Intuitively, consider a hypothetical change of a hyperparameter, that slowly causes the model to deteriorate: one test case moves towards the decision boundary. The 'hard' proportion performance measures do not detect this until the case crosses the border and is on the wrong side. Then, however, they immediately assign a full error for an infinitely small change in the hyperparameter.
In order to do numerical optimization, you need the performance measure to be well behaved. That means: neither the jumpy (not continously differentiable) part of the proportion-type performance measure nor the fact that other than that jump, actually occuring changes are not detected are suitable for the optimization.
Proper scoring rules are defined in a way that is particularly suitable for optimization. They have their global maximum when the predicted probabilities match the true probabilities for each case to belong to the class in question.
For SVMs you have the additional problem that not only the performance measures but also the model reacts in this jumpy fashion: small changes of the hyperparameter will not change anything. The model changes only when the hyperparameters are changes enough to cause some case to either stop being support vector or to become support vector. Again, such models are hard to optimize.

Literature:

Brown, L.; Cai, T. & DasGupta, A.: Interval Estimation for a Binomial Proportion, Statistical Science, 16, 101-133 (2001).
Cawley, G. C. & Talbot, N. L. C.: On Over-fitting in Model Selection and Subsequent Selection Bias in Performance Evaluation, Journal of Machine Learning Research, 11, 2079-2107 (2010).
Gneiting, T. & Raftery, A. E.: Strictly Proper Scoring Rules, Prediction, and Estimation, Journal of the American Statistical Association, 102, 359-378 (2007). DOI: 10.1198/016214506000001437
Brereton, R.: Chemometrics for pattern recognition, Wiley, (2009).
points out the jumpy behaviour of the SVM as function of the hyperparameters.

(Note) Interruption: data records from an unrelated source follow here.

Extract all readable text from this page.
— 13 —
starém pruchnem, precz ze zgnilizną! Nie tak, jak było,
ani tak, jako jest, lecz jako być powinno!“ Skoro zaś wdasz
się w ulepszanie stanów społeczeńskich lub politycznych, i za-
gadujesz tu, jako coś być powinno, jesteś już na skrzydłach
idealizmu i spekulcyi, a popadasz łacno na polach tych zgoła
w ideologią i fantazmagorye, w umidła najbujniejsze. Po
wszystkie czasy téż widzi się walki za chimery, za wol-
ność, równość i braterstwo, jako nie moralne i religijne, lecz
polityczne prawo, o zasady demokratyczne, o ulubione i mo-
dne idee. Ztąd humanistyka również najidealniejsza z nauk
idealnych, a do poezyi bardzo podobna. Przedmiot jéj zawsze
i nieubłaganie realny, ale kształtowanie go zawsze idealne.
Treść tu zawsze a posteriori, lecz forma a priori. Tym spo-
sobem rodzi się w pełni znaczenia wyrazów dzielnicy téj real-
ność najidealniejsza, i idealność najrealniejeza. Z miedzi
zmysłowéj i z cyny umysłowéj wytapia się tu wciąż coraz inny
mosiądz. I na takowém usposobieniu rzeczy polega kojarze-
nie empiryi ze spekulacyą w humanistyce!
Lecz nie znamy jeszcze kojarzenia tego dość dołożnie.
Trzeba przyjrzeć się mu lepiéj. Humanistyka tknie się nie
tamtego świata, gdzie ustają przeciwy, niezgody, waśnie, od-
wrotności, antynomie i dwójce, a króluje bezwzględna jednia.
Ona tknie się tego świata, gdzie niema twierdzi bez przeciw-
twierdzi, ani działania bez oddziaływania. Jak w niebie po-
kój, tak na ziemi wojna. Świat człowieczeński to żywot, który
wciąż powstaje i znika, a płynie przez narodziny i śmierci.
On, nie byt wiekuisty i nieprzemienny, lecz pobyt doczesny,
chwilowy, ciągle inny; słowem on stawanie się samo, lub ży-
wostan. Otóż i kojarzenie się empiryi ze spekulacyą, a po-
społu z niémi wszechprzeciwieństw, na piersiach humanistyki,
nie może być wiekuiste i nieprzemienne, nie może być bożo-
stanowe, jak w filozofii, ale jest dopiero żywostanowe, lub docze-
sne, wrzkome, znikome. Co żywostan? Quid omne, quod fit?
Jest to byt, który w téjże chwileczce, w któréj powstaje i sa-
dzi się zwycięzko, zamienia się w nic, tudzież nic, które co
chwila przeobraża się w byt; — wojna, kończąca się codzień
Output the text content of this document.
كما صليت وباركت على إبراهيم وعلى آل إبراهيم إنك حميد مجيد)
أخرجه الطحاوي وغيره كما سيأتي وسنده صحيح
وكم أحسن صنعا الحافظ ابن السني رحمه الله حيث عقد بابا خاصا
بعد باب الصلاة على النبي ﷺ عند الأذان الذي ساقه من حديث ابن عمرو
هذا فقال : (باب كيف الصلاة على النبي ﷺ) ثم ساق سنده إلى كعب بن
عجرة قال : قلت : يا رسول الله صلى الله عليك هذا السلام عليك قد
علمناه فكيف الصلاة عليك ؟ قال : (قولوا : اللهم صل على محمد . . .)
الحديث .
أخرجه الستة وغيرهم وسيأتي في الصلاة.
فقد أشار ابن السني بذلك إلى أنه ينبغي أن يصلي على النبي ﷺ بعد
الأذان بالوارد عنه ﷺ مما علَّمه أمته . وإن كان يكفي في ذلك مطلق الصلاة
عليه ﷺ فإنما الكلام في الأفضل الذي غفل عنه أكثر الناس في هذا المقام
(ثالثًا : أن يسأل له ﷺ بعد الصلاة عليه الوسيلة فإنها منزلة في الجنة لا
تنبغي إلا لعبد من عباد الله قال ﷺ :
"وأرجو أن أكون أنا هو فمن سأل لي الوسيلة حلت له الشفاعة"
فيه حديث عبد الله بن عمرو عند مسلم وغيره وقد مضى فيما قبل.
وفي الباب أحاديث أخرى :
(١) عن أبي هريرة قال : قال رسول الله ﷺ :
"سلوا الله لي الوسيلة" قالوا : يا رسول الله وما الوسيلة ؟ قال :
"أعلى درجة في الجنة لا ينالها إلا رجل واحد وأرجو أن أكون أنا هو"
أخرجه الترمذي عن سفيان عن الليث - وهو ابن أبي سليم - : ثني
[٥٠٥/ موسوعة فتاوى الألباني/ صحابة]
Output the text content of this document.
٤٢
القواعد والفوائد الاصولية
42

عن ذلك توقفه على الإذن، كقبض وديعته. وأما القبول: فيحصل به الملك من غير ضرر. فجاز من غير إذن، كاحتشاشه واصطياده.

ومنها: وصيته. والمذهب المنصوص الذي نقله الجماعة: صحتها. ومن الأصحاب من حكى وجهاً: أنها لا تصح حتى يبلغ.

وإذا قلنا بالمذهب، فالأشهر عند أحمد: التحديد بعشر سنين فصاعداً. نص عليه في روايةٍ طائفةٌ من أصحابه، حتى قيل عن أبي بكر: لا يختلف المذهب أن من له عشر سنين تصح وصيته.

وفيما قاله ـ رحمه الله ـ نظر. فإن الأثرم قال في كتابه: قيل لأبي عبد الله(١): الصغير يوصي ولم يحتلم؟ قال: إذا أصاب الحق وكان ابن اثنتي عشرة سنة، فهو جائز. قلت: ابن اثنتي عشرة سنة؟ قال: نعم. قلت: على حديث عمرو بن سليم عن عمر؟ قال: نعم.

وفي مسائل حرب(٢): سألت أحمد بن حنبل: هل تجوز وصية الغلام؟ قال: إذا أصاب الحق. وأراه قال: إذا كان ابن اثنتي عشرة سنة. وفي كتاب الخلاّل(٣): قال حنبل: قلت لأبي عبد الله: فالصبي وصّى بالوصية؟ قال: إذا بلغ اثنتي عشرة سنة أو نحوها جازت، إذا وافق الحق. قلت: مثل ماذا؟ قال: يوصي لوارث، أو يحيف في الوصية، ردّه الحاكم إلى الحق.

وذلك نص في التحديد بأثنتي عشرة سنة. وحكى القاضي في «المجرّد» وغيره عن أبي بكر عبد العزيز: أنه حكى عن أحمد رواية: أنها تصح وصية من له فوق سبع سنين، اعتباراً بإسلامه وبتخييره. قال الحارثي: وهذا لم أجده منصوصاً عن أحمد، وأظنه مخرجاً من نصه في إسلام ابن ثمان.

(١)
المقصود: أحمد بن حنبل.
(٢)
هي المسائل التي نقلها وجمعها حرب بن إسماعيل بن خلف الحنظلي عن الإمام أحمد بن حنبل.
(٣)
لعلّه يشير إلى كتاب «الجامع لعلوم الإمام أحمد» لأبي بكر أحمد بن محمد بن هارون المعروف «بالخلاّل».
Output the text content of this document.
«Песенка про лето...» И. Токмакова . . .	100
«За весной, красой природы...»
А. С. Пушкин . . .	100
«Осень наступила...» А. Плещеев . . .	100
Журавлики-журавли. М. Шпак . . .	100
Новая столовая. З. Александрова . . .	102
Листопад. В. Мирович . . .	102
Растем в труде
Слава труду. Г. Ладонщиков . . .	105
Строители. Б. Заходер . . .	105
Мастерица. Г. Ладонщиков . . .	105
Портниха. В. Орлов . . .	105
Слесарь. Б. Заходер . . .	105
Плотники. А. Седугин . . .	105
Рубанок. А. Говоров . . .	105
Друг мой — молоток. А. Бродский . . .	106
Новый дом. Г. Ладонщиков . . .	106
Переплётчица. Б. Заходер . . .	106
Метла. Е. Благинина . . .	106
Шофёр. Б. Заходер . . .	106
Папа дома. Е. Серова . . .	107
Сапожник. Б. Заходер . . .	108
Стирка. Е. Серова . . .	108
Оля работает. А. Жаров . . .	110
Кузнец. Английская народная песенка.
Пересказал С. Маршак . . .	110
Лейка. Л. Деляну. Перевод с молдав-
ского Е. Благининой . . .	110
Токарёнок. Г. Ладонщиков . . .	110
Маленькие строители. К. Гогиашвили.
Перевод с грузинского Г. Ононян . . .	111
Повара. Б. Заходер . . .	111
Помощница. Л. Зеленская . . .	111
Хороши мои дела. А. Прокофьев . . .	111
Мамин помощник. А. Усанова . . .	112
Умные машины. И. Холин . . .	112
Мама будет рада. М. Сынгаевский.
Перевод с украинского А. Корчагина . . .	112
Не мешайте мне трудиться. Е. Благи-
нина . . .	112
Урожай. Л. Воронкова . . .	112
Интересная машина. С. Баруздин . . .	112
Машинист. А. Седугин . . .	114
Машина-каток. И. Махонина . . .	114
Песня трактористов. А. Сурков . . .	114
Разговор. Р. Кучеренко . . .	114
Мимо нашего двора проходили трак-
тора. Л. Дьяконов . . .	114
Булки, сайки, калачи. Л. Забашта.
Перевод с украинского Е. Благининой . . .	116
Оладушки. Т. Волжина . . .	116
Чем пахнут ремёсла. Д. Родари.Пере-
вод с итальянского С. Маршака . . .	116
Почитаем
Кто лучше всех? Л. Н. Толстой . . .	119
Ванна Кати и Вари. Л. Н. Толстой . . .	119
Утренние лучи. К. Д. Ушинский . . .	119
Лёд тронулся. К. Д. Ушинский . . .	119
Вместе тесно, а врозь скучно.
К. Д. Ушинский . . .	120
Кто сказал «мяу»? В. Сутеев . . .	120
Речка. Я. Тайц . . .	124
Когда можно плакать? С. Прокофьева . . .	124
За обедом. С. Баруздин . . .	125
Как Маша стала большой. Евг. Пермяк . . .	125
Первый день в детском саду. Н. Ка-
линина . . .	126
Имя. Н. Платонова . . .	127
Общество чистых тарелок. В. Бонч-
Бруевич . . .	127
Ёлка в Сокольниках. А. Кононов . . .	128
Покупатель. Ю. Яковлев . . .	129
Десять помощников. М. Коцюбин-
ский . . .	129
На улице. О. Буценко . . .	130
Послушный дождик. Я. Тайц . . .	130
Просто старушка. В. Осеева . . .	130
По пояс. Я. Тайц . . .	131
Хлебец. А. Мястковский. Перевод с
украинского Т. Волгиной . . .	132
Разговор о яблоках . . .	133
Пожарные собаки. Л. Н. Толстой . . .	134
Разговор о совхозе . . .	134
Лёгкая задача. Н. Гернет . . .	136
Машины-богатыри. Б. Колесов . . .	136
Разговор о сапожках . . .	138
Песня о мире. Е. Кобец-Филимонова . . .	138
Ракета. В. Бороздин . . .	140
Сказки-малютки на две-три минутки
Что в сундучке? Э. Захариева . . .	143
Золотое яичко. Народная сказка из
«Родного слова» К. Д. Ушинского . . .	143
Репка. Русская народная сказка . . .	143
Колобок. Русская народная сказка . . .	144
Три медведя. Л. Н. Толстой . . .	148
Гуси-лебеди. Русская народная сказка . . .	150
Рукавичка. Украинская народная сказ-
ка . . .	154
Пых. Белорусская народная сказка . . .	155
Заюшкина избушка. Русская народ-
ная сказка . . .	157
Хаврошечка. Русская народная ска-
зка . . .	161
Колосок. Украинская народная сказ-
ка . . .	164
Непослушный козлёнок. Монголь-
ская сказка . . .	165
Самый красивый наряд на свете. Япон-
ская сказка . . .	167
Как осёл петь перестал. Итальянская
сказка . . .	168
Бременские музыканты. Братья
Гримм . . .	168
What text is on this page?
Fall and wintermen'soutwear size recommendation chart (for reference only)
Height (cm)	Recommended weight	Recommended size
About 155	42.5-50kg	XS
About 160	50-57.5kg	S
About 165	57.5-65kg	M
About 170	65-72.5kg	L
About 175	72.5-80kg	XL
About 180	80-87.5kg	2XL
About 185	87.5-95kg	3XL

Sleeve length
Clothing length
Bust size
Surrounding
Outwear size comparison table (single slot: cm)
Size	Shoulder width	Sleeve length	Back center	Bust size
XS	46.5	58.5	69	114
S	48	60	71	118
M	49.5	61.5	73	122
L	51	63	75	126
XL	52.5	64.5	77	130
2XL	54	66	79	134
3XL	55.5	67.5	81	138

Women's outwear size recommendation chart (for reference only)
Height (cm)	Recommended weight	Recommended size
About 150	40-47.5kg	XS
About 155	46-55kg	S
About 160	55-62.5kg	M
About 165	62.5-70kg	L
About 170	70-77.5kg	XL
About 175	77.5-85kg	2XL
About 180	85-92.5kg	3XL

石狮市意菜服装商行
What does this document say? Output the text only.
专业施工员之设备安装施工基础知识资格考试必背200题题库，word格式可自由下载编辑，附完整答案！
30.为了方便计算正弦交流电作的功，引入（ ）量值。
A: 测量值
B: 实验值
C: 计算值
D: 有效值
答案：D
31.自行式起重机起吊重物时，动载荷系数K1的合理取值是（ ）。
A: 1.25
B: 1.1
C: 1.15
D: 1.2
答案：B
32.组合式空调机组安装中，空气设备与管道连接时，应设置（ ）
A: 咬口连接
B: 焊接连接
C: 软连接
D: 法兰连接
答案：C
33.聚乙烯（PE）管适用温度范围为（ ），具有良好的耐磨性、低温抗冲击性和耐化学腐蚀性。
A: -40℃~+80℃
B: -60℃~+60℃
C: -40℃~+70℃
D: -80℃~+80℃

Update II: Skimming variance

what you can afford in terms of model comparison obviously depends on the number of independent cases. Let's make some quick and dirty simulation about the risk of skimming variance here:

scikit.learn says that they have 1797 are in the digits data.

assume that 100 models are compared, e.g. a $10 \times 10$ grid for 2 parameters.
assume that both parameter (ranges) do not affect the models at all,
i.e., all models have the same true performance of, say, 97 % (typical performance for the digits data set).

Run $10^4$ simulations of "testing these models" with sample size = 1797 rows in the digits data set

p.true = 0.97 # hypothetical true performance for all models
n.models = 100 # 10 x 10 grid

n.rows = 1797 # rows in scikit digits data

sim.test <- replicate (expr= rbinom (n= nmodels, size= n.rows, prob= p.true), 
                       n = 1e4)
sim.test <- colMaxs (sim.test) # take best model

hist (sim.test / n.rows, 
      breaks = (round (p.true * n.rows) : n.rows) / n.rows + 1 / 2 / n.rows, 
      col = "black", main = 'Distribution max. observed performance',
      xlab = "max. observed performance", ylab = "n runs")
abline (v = p.outer, col = "red")

Here's the distribution for the best observed performance:

skimming variance simulation

The red line marks the true performance of all our hypothetical models. On average, we observe only 2/3 of the true error rate for the seemingly best of the 100 compared models (for the simulation we know that they all perform equally with 97% correct predictions).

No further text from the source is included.